The rapidity of our generation of carbon dioxide as bad as its
quantity. Even with a planned cutback in fossil fuel combustion
the Earth may get hotter, because we would lose dust particles
and their global cooling.
Climate change is too fast for us to react in time, although 200
years ago it might have been possible. Implementing Kyoto is unlikely
to succeed.
‘Ceo—engineering’ ideas such as ‘sunshades
in space’ have potential, and techno—fixes should
not be condemned — rather, they may give us time to react.
Think of Earth
as a live, self—regulating system, eg direct synthesis of
food from N and water — less land required, and no CO2 produced.
Merely reducing carbon footprint is not enough. 40% of Earth’s
ecosystems have already been destroyed by agriculture, and it
would be worse if we added biofuels!
Earth now is in ‘positive feedback’, leading to a
stable state at higher temperature.
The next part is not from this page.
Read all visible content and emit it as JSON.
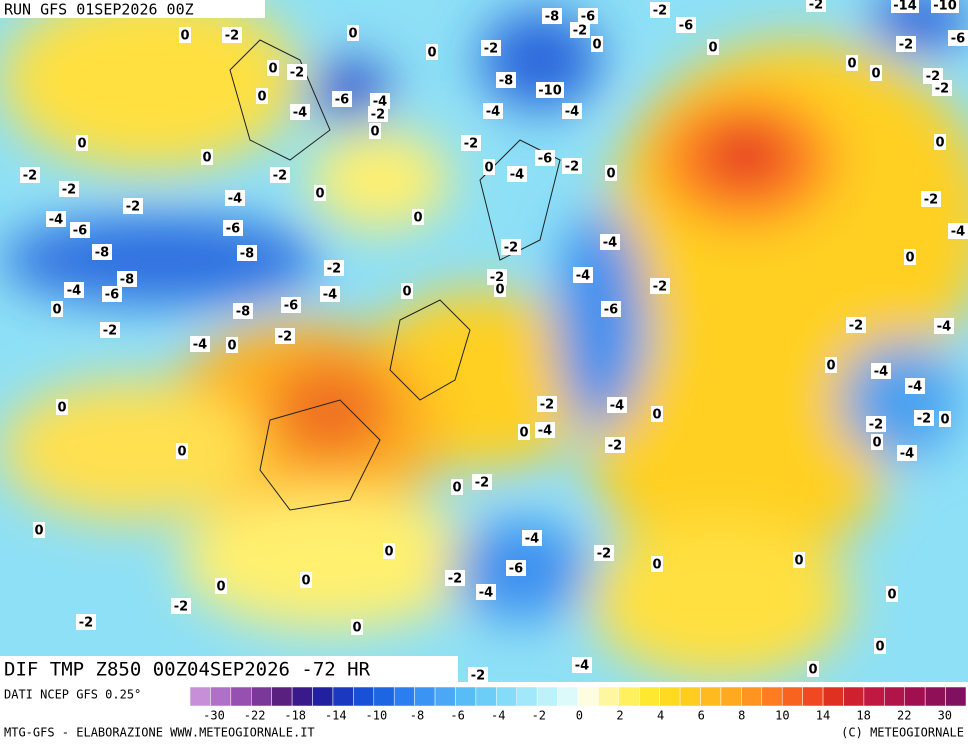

We should learn to live in
Baghdad temperatures — without the war — but that
would mean less green.
With only a few million human beings, everything was in balance,
but now, plants are insufficient to take up the CO2 we produce.
It will not be enough just to reduce our emissions. Our species
should act as the heart and mind of Earth; it is not just a matter
of human rights alone, but human obligations.
The Q&A session revealed both expertise and enthusiasm in
the audience. How can we de—carbonise the electricity grid,
and transport? What about large solar works in arid zones?
Professor Lovelock said there was not much time for major engineering
operations, as they all take about 40 years. There was too much
tendency to model, instead of actually trying experiments.
We need a climatic wake—up event, as in war, a disaster
to get a political reaction.
What did the speaker
think of the opening of the NW Passage? ‘The only things
that people notice are those that affect their lives, eg Katrina.
Mere deaths do not worry people. And human inertia is HUGE, so
the main effort should be in adaptation.
What would he say to the Climate Conference meeting in few months
time? ‘We must all prepare to adapt. Off—setting,
and subsidised renewables are only gestures.
Would we do better with a smaller population of only 3bn? (Applause
from audience.) ‘Yes, but 1 billion better still’.